17. Kemah (b)

67 18 50
                                    

Malam hari, udara dingin. Mereka enggan keluar tenda tanpa jaket. Jika tidak, di tengah-tengah kegiatan, hembusan angin dapat membuat mereka menggigil kedinginan.

Semua orang sedang duduk melingkar, menatap api unggun yang bersinar memberi kehangatan. Canda dan tawa pecah, memberi dampak kesenangan terhadap setiap orang.

Riana duduk di sebelah kiri Anira, sedangkan Anin dan Nada di sebelah kanannya.

"Guys, mendingan, kalau ada yang mau curhat sekalian di sini aja!" teriak salah satu dari mereka.

Yang lainnya mengangguk, "Setuju!" lalu, tepuk tangan.

"Gue-gue!" teriak Yuna. Dia berdeham, menunggu reaksi teman-temannya. "Gimana, sih, sikap seseorang ketika jatuh cinta?" tanyanya.

Bahkan, ketika dalam keadaan seperti ini, juga ketika di sana berbeda-beda tingkatan, Yuna masih berani menanyakan hal berbau cinta. Remaja memang seperti ini, 'kan?

Gina mengangkat tangan, seketika pandangan semua orang tertuju padanya. Dia menurunkan tangannya, kemudian tersenyum singkat.

"Gue pernah jatuh cinta. Gue juga tahu bagaimana rasanya saat itu...," ucapnya. Yang lainnya menyimak, menopang dagunya dengan tangan sambil mengerutkan kening.

"Gue saat itu sering gugup, kalau deket dia. Gue sering curi pandang, kalau gak sengaja ketemu. Yang paling gue gak ngerti, kenapa kalau dia deket cewek lain, gue suka kesel. Apa bisa dibilang jealous?" katanya. "Udah, sih, Na. Itu doang yang gue rasain. Selebihnya, yang lain aja," lanjutnya.

Yuna mengangguk-angguk, berucap terimakasih setelahnya. "Ada lagi, gak?" tanyanya.

"Cinta itu membingungkan."

Hening.

Banyak pasang mata saling berpandangan, lalu menoleh padanya. "Jelasin, dong, Ri!" ucap Nira antusias.

Leon yang dari tadi hanya memainkan handphone, kini mendongak, karena tahu persis siapa pemilik suara itu. Benar, dia Riana.

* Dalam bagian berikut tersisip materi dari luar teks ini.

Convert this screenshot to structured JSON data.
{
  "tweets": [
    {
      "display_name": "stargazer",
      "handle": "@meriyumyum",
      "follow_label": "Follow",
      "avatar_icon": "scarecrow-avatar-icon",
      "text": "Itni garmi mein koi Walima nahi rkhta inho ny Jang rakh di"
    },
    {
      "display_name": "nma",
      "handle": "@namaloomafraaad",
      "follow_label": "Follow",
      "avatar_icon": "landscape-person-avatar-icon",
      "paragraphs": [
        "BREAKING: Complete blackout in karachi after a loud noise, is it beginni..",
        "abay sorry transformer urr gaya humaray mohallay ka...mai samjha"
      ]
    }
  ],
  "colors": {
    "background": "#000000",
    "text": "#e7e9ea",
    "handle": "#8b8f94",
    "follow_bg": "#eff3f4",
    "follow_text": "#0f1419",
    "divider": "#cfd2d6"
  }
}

"Kenapa, sih ada kata cinta? Kenapa juga kita bisa merasakan jatuh hati? Kebesaran Tuhan memang agung. Membingungkan, seperti yang Gina bilang. Cinta bikin gugup, senang, dan juga kecewa dalam satu paket. Sulit didefinisikan." Riana berhenti sejenak, lalu tersenyum tulus.

"Tapi, cinta sendiri tergantung bagaimana orang itu menganggapnya. Kalau dia yakin cinta membahagiakan, selanjutnya akan sangat berarti. Tapi, kalau dia tidak terlalu peduli, akhirnya amburadul," lanjutnya.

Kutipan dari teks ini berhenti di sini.